Adding a nonpainful end to reduce pain recollection of Pap smear screening: a randomized controlled trial

Abstract

Abstract The pain experienced during Pap tests is a crucial gap in reducing cervical cancer burden. This study sought to investigate whether adding a nonpainful step at the end of Pap tests helps women recall less pain. We conducted a randomized controlled trial on women aged 30 to 70 years at a cervical cancer screening center. A nonpainful step was added at the end of Pap test in the modified Pap group. The outcomes included recalled pain after Pap smear screening, real-time pain, and 1-year willingness to receive further Pap tests. Among 266 subjects in the intention-to-treat analysis, the modified Pap group (n = 133) experienced lower 5-minute recalled pain than the traditional Pap group on a 1 to 5 numeric scale (mean [SD], 1.50 [0.77] vs 2.02 [1.12]; P < 0.001) and a 0 to 10 visual analog scale (2.12 [1.79] vs 3.12 [2.23]; P < 0.001). In exploratory subgroup analyses, the association between the modified Pap test and reduced 5-minute recalled pain was not affected by predicted pain, demographic, or socioeconomic characteristics, but it was more apparent in postmenopausal women. Consistently, the modified Pap test attenuated 1-year recalled pain on both pain scales.
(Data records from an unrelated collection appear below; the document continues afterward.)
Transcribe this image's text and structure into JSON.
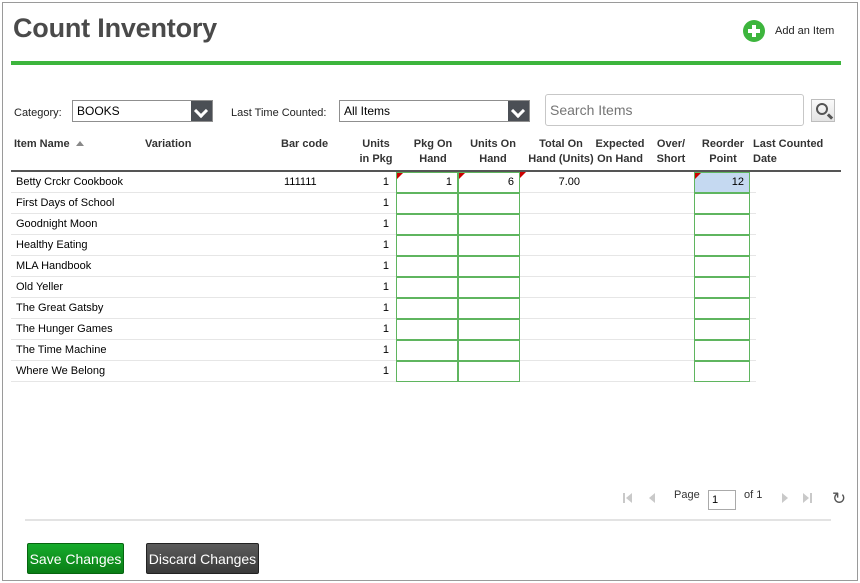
{
  "header": {
    "title": "Count Inventory",
    "add_item_label": "Add an Item",
    "accent_color": "#3db53d"
  },
  "filters": {
    "category_label": "Category:",
    "category_value": "BOOKS",
    "last_counted_label": "Last Time Counted:",
    "last_counted_value": "All Items",
    "search_placeholder": "Search Items"
  },
  "columns": {
    "item_name": "Item Name",
    "variation": "Variation",
    "bar_code": "Bar code",
    "units_in_pkg_1": "Units",
    "units_in_pkg_2": "in Pkg",
    "pkg_on_hand_1": "Pkg On",
    "pkg_on_hand_2": "Hand",
    "units_on_hand_1": "Units On",
    "units_on_hand_2": "Hand",
    "total_on_hand_1": "Total On",
    "total_on_hand_2": "Hand (Units)",
    "expected_on_hand_1": "Expected",
    "expected_on_hand_2": "On Hand",
    "over_short_1": "Over/",
    "over_short_2": "Short",
    "reorder_point_1": "Reorder",
    "reorder_point_2": "Point",
    "last_counted_1": "Last Counted",
    "last_counted_2": "Date"
  },
  "rows": [
    {
      "name": "Betty Crckr Cookbook",
      "barcode": "111111",
      "units_in_pkg": "1",
      "pkg_on_hand": "1",
      "units_on_hand": "6",
      "total": "7.00",
      "reorder": "12"
    },
    {
      "name": "First Days of School",
      "barcode": "",
      "units_in_pkg": "1",
      "pkg_on_hand": "",
      "units_on_hand": "",
      "total": "",
      "reorder": ""
    },
    {
      "name": "Goodnight Moon",
      "barcode": "",
      "units_in_pkg": "1",
      "pkg_on_hand": "",
      "units_on_hand": "",
      "total": "",
      "reorder": ""
    },
    {
      "name": "Healthy Eating",
      "barcode": "",
      "units_in_pkg": "1",
      "pkg_on_hand": "",
      "units_on_hand": "",
      "total": "",
      "reorder": ""
    },
    {
      "name": "MLA Handbook",
      "barcode": "",
      "units_in_pkg": "1",
      "pkg_on_hand": "",
      "units_on_hand": "",
      "total": "",
      "reorder": ""
    },
    {
      "name": "Old Yeller",
      "barcode": "",
      "units_in_pkg": "1",
      "pkg_on_hand": "",
      "units_on_hand": "",
      "total": "",
      "reorder": ""
    },
    {
      "name": "The Great Gatsby",
      "barcode": "",
      "units_in_pkg": "1",
      "pkg_on_hand": "",
      "units_on_hand": "",
      "total": "",
      "reorder": ""
    },
    {
      "name": "The Hunger Games",
      "barcode": "",
      "units_in_pkg": "1",
      "pkg_on_hand": "",
      "units_on_hand": "",
      "total": "",
      "reorder": ""
    },
    {
      "name": "The Time Machine",
      "barcode": "",
      "units_in_pkg": "1",
      "pkg_on_hand": "",
      "units_on_hand": "",
      "total": "",
      "reorder": ""
    },
    {
      "name": "Where We Belong",
      "barcode": "",
      "units_in_pkg": "1",
      "pkg_on_hand": "",
      "units_on_hand": "",
      "total": "",
      "reorder": ""
    }
  ],
  "pager": {
    "page_label": "Page",
    "page_value": "1",
    "of_label": "of 1"
  },
  "footer": {
    "save_label": "Save Changes",
    "discard_label": "Discard Changes",
    "save_color": "#0a8a1a",
    "discard_color": "#444444"
  }
}
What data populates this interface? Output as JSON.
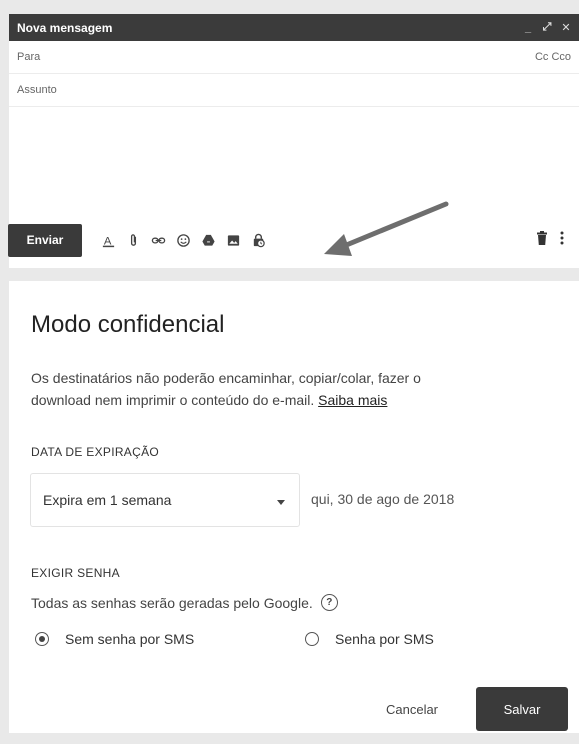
{
  "compose": {
    "title": "Nova mensagem",
    "to_label": "Para",
    "cc_label": "Cc Cco",
    "subject_label": "Assunto",
    "send_label": "Enviar",
    "toolbar_icons": [
      "text-format-icon",
      "attach-icon",
      "link-icon",
      "emoji-icon",
      "drive-icon",
      "photo-icon",
      "confidential-mode-icon",
      "trash-icon",
      "more-options-icon"
    ]
  },
  "dialog": {
    "title": "Modo confidencial",
    "desc_line1": "Os destinatários não poderão encaminhar, copiar/colar, fazer o",
    "desc_line2": "download nem imprimir o conteúdo do e-mail.",
    "learn_more": "Saiba mais",
    "expiration_label": "DATA DE EXPIRAÇÃO",
    "expiration_value": "Expira em 1 semana",
    "expiration_date": "qui, 30 de ago de 2018",
    "password_label": "EXIGIR SENHA",
    "password_desc": "Todas as senhas serão geradas pelo Google.",
    "option_no_sms": "Sem senha por SMS",
    "option_sms": "Senha por SMS",
    "selected_option": "Sem senha por SMS",
    "cancel_label": "Cancelar",
    "save_label": "Salvar"
  },
  "colors": {
    "header_bg": "#3b3b3b",
    "button_bg": "#3a3a3a",
    "arrow": "#6e6e6e"
  }
}
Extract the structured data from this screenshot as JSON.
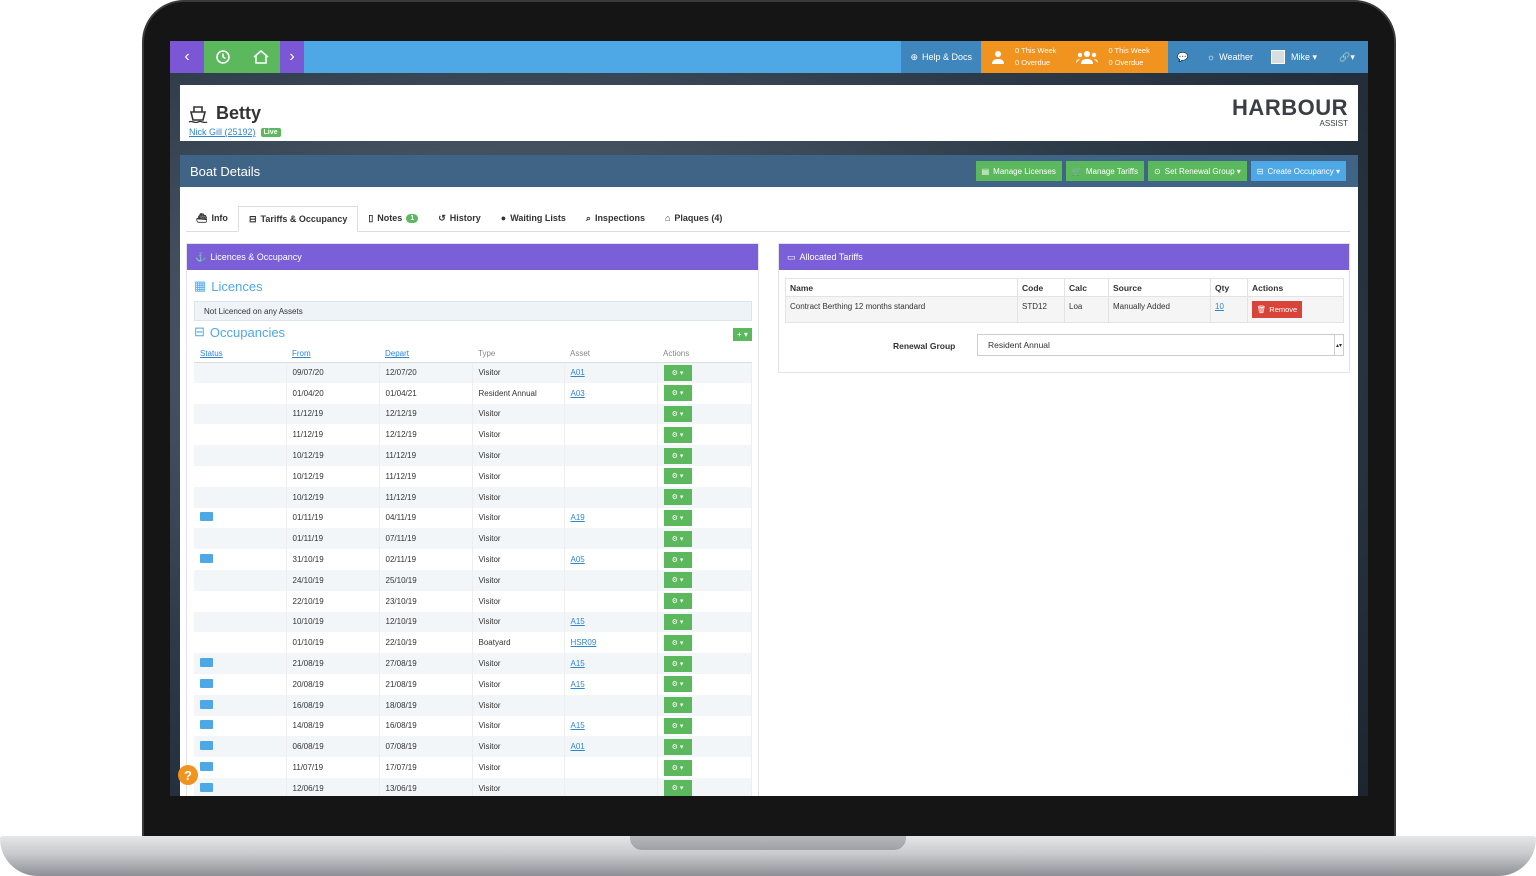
{
  "topbar": {
    "help_label": "Help & Docs",
    "stats_a": {
      "week": "0 This Week",
      "overdue": "0 Overdue"
    },
    "stats_b": {
      "week": "0 This Week",
      "overdue": "0 Overdue"
    },
    "weather_label": "Weather",
    "user_label": "Mike ▾"
  },
  "header": {
    "boat_name": "Betty",
    "owner_link": "Nick Gill (25192)",
    "status_badge": "Live",
    "logo_main": "HARBOUR",
    "logo_sub": "ASSIST"
  },
  "panel": {
    "title": "Boat Details",
    "buttons": {
      "manage_licenses": "Manage Licenses",
      "manage_tariffs": "Manage Tariffs",
      "set_renewal": "Set Renewal Group ▾",
      "create_occupancy": "Create Occupancy ▾"
    }
  },
  "tabs": {
    "info": "Info",
    "tariffs": "Tariffs & Occupancy",
    "notes": "Notes",
    "notes_count": "1",
    "history": "History",
    "waiting": "Waiting Lists",
    "inspections": "Inspections",
    "plaques": "Plaques (4)"
  },
  "left": {
    "card_title": "Licences & Occupancy",
    "licences_title": "Licences",
    "not_licenced": "Not Licenced on any Assets",
    "occupancies_title": "Occupancies",
    "columns": [
      "Status",
      "From",
      "Depart",
      "Type",
      "Asset",
      "Actions"
    ],
    "rows": [
      {
        "from": "09/07/20",
        "depart": "12/07/20",
        "type": "Visitor",
        "asset": "A01",
        "icon": false
      },
      {
        "from": "01/04/20",
        "depart": "01/04/21",
        "type": "Resident Annual",
        "asset": "A03",
        "icon": false
      },
      {
        "from": "11/12/19",
        "depart": "12/12/19",
        "type": "Visitor",
        "asset": "",
        "icon": false
      },
      {
        "from": "11/12/19",
        "depart": "12/12/19",
        "type": "Visitor",
        "asset": "",
        "icon": false
      },
      {
        "from": "10/12/19",
        "depart": "11/12/19",
        "type": "Visitor",
        "asset": "",
        "icon": false
      },
      {
        "from": "10/12/19",
        "depart": "11/12/19",
        "type": "Visitor",
        "asset": "",
        "icon": false
      },
      {
        "from": "10/12/19",
        "depart": "11/12/19",
        "type": "Visitor",
        "asset": "",
        "icon": false
      },
      {
        "from": "01/11/19",
        "depart": "04/11/19",
        "type": "Visitor",
        "asset": "A19",
        "icon": true
      },
      {
        "from": "01/11/19",
        "depart": "07/11/19",
        "type": "Visitor",
        "asset": "",
        "icon": false
      },
      {
        "from": "31/10/19",
        "depart": "02/11/19",
        "type": "Visitor",
        "asset": "A05",
        "icon": true
      },
      {
        "from": "24/10/19",
        "depart": "25/10/19",
        "type": "Visitor",
        "asset": "",
        "icon": false
      },
      {
        "from": "22/10/19",
        "depart": "23/10/19",
        "type": "Visitor",
        "asset": "",
        "icon": false
      },
      {
        "from": "10/10/19",
        "depart": "12/10/19",
        "type": "Visitor",
        "asset": "A15",
        "icon": false
      },
      {
        "from": "01/10/19",
        "depart": "22/10/19",
        "type": "Boatyard",
        "asset": "HSR09",
        "icon": false
      },
      {
        "from": "21/08/19",
        "depart": "27/08/19",
        "type": "Visitor",
        "asset": "A15",
        "icon": true
      },
      {
        "from": "20/08/19",
        "depart": "21/08/19",
        "type": "Visitor",
        "asset": "A15",
        "icon": true
      },
      {
        "from": "16/08/19",
        "depart": "18/08/19",
        "type": "Visitor",
        "asset": "",
        "icon": true
      },
      {
        "from": "14/08/19",
        "depart": "16/08/19",
        "type": "Visitor",
        "asset": "A15",
        "icon": true
      },
      {
        "from": "06/08/19",
        "depart": "07/08/19",
        "type": "Visitor",
        "asset": "A01",
        "icon": true
      },
      {
        "from": "11/07/19",
        "depart": "17/07/19",
        "type": "Visitor",
        "asset": "",
        "icon": true
      },
      {
        "from": "12/06/19",
        "depart": "13/06/19",
        "type": "Visitor",
        "asset": "",
        "icon": true
      }
    ]
  },
  "right": {
    "card_title": "Allocated Tariffs",
    "columns": [
      "Name",
      "Code",
      "Calc",
      "Source",
      "Qty",
      "Actions"
    ],
    "row": {
      "name": "Contract Berthing 12 months standard",
      "code": "STD12",
      "calc": "Loa",
      "source": "Manually Added",
      "qty": "10",
      "remove": "Remove"
    },
    "renewal_label": "Renewal Group",
    "renewal_value": "Resident Annual"
  },
  "help_fab": "?",
  "colors": {
    "purple": "#7b57d6",
    "green": "#5bb85d",
    "blue": "#4fa8e6",
    "orange": "#f0931f",
    "red": "#d9443a",
    "panel": "#3f6486"
  }
}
Furthermore, the modified Pap test increased 1-year willingness grade to receive further Pap tests (adjusted β [SE], 2.11 [0.27]; P < 0.001). In conclusion, adding a nonpainful step at the end of Pap smear screening reduces on-site and long-term recalled pain and strengthens willingness to undergo subsequent Pap tests regularly. The modified Pap test contributes to cervical cancer screening participation.